KANDAHAR - Gunmen wearing Afghan military uniforms shot dead two NATO soldiers on a base in the country's south on Saturday, the coalition said, in the latest insider attack on foreign troops.

The Taliban did not immediately claim responsibility for the attack, but it comes after the insurgents last month announced the start of their annual spring offensive, vowing "large-scale attacks" across Afghanistan.

"Two Resolute Support (NATO) service members died this morning when two individuals wearing Afghan (security) uniforms opened fire... in southern Afghanistan," the coalition said. "Resolute Support members returned fire and killed the shooters."

NATO did not disclose the nationalities of the victim or the location of the attack, saying it was jointly investigating the incident with Afghan forces. Afghan authorities said the incident took place in a military base in Kandahar, adding that two people were also left wounded in the incident.

So-called "green-on-blue" attacks - when Afghan soldiers or police turn their guns on international troops - have been a major problem during NATO's long years fighting alongside Afghan forces.

In a similar attack in August last year, a man wearing an Afghan military uniform shot dead two American soldiers in the southern opium-rich province of Helmand. And in April last year an American soldier was killed in a firefight between US and Afghan troops in eastern Afghanistan.

Western officials say that most such attacks stem from personal grudges and cultural misunderstandings rather than insurgent plots.

The killings have bred fierce mistrust between local and foreign forces even as the rate of such incidents has dropped in recent years. NATO troops have adopted special security measures in recent years to try to counter the threat.

NATO ended its combat mission in Afghanistan in December 2014, pulling out a bulk of its troops although a 13,000-strong residual force remains for training and counter-terrorism operations.

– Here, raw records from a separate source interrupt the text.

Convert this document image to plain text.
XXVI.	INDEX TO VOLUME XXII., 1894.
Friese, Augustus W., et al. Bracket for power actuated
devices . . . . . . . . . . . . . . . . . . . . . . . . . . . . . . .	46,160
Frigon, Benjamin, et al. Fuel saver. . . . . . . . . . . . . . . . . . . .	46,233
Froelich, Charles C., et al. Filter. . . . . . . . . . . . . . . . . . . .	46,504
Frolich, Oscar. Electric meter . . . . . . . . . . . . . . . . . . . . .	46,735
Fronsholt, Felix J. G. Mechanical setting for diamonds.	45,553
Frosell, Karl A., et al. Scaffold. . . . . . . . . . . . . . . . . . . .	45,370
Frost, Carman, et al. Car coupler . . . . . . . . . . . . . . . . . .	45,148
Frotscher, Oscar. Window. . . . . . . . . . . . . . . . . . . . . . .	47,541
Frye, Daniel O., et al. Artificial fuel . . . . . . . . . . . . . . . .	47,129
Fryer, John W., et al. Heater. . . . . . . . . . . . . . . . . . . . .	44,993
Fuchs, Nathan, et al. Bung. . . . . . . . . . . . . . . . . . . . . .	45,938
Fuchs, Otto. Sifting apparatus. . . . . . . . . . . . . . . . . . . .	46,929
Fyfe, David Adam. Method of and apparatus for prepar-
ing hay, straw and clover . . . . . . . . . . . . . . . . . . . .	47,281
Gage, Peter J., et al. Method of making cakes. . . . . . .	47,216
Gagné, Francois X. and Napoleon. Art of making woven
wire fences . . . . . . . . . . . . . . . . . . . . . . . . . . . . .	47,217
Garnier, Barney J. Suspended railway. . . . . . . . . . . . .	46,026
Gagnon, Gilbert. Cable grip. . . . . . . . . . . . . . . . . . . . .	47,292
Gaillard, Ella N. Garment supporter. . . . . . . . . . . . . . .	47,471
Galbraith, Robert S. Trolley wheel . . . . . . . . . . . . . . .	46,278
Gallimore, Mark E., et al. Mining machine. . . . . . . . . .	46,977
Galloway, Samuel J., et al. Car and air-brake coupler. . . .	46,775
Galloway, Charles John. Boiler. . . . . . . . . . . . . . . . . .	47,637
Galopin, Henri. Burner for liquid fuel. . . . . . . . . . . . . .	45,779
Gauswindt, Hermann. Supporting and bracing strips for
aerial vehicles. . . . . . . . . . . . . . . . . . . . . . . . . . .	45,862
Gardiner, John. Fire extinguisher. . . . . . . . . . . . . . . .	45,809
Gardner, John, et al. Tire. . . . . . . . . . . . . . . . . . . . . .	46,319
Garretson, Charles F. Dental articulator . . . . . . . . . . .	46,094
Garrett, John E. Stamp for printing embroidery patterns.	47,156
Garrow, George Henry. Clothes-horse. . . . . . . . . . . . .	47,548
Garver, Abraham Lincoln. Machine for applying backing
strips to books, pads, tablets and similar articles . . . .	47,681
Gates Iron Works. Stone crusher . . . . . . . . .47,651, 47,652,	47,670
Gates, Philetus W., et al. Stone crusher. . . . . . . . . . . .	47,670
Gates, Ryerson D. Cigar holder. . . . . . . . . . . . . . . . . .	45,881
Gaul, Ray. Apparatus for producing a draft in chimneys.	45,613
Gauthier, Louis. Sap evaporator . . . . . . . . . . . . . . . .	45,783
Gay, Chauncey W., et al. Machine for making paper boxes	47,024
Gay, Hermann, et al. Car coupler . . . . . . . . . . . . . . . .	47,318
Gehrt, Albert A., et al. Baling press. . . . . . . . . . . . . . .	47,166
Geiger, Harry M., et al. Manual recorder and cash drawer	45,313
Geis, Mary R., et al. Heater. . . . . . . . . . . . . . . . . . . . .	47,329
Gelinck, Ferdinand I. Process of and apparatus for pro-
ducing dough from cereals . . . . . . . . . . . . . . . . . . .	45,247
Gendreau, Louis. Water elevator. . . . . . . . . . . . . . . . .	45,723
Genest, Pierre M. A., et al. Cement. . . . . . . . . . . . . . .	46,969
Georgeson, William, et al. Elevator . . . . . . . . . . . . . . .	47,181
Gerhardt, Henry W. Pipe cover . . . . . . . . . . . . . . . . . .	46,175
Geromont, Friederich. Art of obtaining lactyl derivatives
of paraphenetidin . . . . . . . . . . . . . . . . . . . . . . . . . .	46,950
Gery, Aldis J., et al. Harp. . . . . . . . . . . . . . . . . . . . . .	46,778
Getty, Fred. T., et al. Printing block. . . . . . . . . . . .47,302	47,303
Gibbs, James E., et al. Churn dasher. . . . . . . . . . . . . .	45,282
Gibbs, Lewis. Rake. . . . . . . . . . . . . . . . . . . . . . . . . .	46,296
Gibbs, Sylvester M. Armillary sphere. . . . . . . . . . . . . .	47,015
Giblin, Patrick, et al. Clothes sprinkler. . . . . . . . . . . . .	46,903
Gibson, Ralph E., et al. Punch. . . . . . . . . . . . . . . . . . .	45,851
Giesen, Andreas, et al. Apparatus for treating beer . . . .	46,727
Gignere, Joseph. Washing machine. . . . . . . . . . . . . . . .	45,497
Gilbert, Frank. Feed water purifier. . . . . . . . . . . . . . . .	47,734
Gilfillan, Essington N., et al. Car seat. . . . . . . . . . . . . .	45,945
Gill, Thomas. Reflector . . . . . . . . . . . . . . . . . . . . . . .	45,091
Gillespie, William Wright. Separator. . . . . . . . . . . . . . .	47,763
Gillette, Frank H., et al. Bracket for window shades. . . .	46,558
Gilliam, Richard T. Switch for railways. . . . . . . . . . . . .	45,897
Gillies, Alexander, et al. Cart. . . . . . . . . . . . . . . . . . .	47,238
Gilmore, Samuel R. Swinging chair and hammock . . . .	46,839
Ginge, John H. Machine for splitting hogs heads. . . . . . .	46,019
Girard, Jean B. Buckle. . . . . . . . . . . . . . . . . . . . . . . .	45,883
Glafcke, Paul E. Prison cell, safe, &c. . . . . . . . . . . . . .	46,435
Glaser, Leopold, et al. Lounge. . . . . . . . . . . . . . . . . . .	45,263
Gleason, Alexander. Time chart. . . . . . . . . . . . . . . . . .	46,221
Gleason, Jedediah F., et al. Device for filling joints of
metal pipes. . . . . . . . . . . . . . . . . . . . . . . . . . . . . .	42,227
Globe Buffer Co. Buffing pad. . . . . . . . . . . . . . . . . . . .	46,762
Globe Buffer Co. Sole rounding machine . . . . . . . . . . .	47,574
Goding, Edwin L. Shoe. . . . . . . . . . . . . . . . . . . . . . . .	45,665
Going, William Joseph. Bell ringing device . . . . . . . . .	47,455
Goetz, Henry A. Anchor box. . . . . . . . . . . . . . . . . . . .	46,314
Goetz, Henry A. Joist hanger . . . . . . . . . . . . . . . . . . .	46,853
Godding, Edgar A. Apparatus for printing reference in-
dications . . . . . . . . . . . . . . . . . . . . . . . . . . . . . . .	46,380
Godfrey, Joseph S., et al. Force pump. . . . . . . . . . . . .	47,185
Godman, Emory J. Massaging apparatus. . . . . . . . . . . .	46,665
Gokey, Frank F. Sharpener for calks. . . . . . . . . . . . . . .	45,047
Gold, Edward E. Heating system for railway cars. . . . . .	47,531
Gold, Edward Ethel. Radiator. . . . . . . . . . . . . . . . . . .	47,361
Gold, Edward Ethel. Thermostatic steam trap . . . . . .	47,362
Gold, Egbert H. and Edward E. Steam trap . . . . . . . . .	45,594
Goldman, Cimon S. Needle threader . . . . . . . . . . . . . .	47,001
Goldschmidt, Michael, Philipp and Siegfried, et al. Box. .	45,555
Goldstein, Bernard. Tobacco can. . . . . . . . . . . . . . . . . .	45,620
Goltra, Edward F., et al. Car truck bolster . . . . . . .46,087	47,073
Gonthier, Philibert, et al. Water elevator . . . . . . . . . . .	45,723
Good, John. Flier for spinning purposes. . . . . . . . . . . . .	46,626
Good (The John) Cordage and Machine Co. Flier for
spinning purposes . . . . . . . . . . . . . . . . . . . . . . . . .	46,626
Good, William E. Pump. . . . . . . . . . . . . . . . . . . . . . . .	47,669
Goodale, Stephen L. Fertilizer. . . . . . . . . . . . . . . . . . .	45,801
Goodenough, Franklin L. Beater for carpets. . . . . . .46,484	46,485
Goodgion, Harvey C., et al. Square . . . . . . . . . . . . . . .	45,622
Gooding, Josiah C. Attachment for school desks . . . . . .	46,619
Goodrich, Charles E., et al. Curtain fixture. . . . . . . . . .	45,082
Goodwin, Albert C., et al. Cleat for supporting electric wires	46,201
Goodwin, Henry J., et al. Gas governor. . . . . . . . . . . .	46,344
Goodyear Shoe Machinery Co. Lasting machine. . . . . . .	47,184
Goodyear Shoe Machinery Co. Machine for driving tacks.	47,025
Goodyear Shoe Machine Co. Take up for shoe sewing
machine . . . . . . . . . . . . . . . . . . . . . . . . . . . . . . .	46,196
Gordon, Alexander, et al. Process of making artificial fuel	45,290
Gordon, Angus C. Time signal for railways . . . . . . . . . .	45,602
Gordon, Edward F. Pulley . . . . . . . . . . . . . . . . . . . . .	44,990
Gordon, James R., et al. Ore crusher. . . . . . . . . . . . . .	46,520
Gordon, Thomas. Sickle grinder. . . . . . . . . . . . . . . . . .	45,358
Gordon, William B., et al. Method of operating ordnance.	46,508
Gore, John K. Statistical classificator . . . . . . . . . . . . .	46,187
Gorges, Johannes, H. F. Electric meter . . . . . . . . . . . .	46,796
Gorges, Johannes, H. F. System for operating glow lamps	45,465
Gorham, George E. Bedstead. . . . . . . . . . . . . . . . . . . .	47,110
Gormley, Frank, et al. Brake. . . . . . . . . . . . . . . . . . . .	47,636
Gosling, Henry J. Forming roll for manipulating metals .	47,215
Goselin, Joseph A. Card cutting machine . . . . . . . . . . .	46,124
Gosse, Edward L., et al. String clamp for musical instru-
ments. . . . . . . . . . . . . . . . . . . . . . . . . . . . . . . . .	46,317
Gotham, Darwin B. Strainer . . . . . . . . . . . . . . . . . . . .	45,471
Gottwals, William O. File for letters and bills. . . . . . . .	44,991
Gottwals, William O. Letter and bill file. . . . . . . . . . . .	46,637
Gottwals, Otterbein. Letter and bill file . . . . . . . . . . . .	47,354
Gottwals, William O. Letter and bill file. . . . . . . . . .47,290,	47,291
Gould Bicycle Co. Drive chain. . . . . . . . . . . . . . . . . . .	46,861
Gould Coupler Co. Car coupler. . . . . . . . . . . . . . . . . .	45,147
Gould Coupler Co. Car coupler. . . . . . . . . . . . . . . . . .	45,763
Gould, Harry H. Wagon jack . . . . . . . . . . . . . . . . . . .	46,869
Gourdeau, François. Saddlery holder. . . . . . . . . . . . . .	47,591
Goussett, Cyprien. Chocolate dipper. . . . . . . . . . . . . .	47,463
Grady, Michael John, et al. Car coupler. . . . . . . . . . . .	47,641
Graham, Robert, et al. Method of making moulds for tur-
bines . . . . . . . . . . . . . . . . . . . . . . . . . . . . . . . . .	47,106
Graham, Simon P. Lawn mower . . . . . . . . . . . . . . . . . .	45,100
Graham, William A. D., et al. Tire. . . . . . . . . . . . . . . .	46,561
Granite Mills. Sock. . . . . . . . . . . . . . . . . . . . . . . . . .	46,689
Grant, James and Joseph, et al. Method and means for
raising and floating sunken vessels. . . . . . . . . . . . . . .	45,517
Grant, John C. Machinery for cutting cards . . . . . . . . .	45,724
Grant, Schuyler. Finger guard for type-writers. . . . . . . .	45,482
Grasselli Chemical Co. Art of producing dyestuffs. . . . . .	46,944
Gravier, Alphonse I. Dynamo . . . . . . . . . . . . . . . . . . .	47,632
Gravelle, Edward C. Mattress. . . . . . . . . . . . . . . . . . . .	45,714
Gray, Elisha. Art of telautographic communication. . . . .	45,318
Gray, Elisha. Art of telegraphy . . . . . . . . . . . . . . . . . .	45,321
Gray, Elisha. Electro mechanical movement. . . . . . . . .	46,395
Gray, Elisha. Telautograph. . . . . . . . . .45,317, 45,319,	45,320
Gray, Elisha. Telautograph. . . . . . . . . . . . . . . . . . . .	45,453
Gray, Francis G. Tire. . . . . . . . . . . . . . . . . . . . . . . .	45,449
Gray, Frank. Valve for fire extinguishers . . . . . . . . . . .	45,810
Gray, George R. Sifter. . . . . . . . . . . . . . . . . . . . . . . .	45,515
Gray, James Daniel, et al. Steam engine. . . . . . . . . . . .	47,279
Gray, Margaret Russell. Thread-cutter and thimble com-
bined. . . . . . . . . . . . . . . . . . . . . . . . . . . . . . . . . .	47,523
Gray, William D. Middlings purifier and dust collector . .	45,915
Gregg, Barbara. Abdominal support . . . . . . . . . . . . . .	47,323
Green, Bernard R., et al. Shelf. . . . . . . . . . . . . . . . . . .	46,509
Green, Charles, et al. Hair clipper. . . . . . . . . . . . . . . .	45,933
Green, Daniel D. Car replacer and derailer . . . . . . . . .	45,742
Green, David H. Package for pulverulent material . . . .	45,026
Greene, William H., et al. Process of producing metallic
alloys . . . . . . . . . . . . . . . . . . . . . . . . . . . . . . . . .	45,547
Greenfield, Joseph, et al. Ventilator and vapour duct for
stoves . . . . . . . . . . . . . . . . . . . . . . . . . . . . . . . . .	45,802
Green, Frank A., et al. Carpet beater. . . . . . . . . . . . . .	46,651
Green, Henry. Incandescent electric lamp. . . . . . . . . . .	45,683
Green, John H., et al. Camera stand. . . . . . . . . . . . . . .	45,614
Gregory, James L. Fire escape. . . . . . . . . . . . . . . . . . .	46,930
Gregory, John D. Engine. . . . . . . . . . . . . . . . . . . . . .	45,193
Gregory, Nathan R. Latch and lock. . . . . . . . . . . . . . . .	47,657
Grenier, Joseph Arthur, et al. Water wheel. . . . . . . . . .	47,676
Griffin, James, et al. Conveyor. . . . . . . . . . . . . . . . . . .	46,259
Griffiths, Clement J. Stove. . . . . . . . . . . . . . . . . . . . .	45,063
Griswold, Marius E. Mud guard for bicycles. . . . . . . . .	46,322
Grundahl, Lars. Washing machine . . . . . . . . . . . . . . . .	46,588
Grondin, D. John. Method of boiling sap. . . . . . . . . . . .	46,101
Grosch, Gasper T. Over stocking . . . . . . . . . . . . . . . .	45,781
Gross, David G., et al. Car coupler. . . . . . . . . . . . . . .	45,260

The Afghan military, which has been built from scratch since the fall of the Taliban regime in 2001, has also struggled with insider attacks, high casualty rates and mass desertions.

Afghan President Ashraf Ghani recently threatened diplomatic reprisals against Pakistan if it refuses to take action against insurgent havens on its soil.

His unusually strong remarks were in response to a Taliban assault on a security services office in the heart of Kabul, which left 64 people dead in what appeared to be the deadliest attack on the Afghan capital since 2001.

The carnage on April 19 cast a pall over international efforts in recent months to jumpstart Pakistan-brokered peace talks, which stalled last summer after the Taliban belatedly confirmed the death of longtime leader Mullah Omar.